# Need help understanding angular acceleration due to gravity

The question asks what the angular acceleration of an uniform disc of radius $R$ rotating about an axis passing through its edge if it is released from rest with its center of mass at the same height as the axis.

Like this, with the red dot being the axis and yellow dot being center of mass:

The angular acceleration is $2g/3R$, because the torque is $MgR$ (cross product of gravitational force times radius vector) and you can divide the torque by the moment of inertia $3/2(MR^2)$ to get the angular acceleration.

However, I'm having trouble seeing why the answer also can't be just $g/R$. At the exact moment that it is released from rest, all parts of the disc (center of mass included) should just be accelerating at $9.81 \text{ m/s}^2$ downwards as the gravitational force is the only force acting upon the disc; hence, why can't you just divide the net tangential acceleration by the radius to get the net angular acceleration as net angular acceleration=net tangential acceleration/R?

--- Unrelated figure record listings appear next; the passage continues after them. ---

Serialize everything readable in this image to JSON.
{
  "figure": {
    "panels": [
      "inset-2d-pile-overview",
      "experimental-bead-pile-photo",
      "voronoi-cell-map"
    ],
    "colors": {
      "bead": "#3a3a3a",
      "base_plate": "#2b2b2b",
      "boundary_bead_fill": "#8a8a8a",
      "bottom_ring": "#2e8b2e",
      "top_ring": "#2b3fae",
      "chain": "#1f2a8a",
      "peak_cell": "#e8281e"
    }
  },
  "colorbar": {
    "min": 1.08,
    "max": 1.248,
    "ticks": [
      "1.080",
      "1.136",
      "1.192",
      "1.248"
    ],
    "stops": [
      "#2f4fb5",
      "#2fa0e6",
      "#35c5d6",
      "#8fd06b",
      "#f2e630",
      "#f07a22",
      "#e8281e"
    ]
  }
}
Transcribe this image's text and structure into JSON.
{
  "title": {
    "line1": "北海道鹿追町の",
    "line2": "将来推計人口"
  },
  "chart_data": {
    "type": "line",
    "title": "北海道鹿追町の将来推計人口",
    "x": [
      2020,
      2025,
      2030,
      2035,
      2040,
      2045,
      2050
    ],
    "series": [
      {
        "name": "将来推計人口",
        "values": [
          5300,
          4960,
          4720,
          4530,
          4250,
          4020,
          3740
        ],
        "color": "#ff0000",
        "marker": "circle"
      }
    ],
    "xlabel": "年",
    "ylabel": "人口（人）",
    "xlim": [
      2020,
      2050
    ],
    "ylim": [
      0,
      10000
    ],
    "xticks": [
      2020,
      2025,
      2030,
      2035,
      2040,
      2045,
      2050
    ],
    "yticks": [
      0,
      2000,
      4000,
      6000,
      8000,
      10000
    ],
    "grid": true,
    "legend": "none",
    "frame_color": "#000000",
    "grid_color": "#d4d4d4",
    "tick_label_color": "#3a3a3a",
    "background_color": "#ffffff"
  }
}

Why aren't these two answers equivalent? What am I missing?

Thanks.

• Is the pivot point (red dot) supplying any force to the disc? – BowlOfRed Nov 5 '15 at 16:52

The issue here is that there is a force acting on the axle to counter act gravity on that part of the disk, so not all parts of the disk will be accelerating uniformly at $9.81 \text{ m/s}^2$. Note also that this force acts at the axis of rotation, and therefore doesn't contribute to the torque. That is why you don't need to consider it when calculating the angular acceleration at the center of the disk.
If you have found that the initial angular acceleration of the disc is $\alpha = \frac {2g}{3R}$ that must mean that the initial centre of mass acceleration $a = \frac {2g}{3}$ because $a = R \alpha$.
If the force acting on the pivot is $X$ upwards then applying Newton's second law for the centre of mass motion gives $mg-X = ma$, so $X = \frac {mg}{3}$.
The fact that as well as its weight there is another force acting on the disc at the pivot end and the fact that one end will not accelerate at all whilst the other end will have a linear acceleration twice that of the centre of mass should show you that the initial linear acceleration of the disc is not $g$.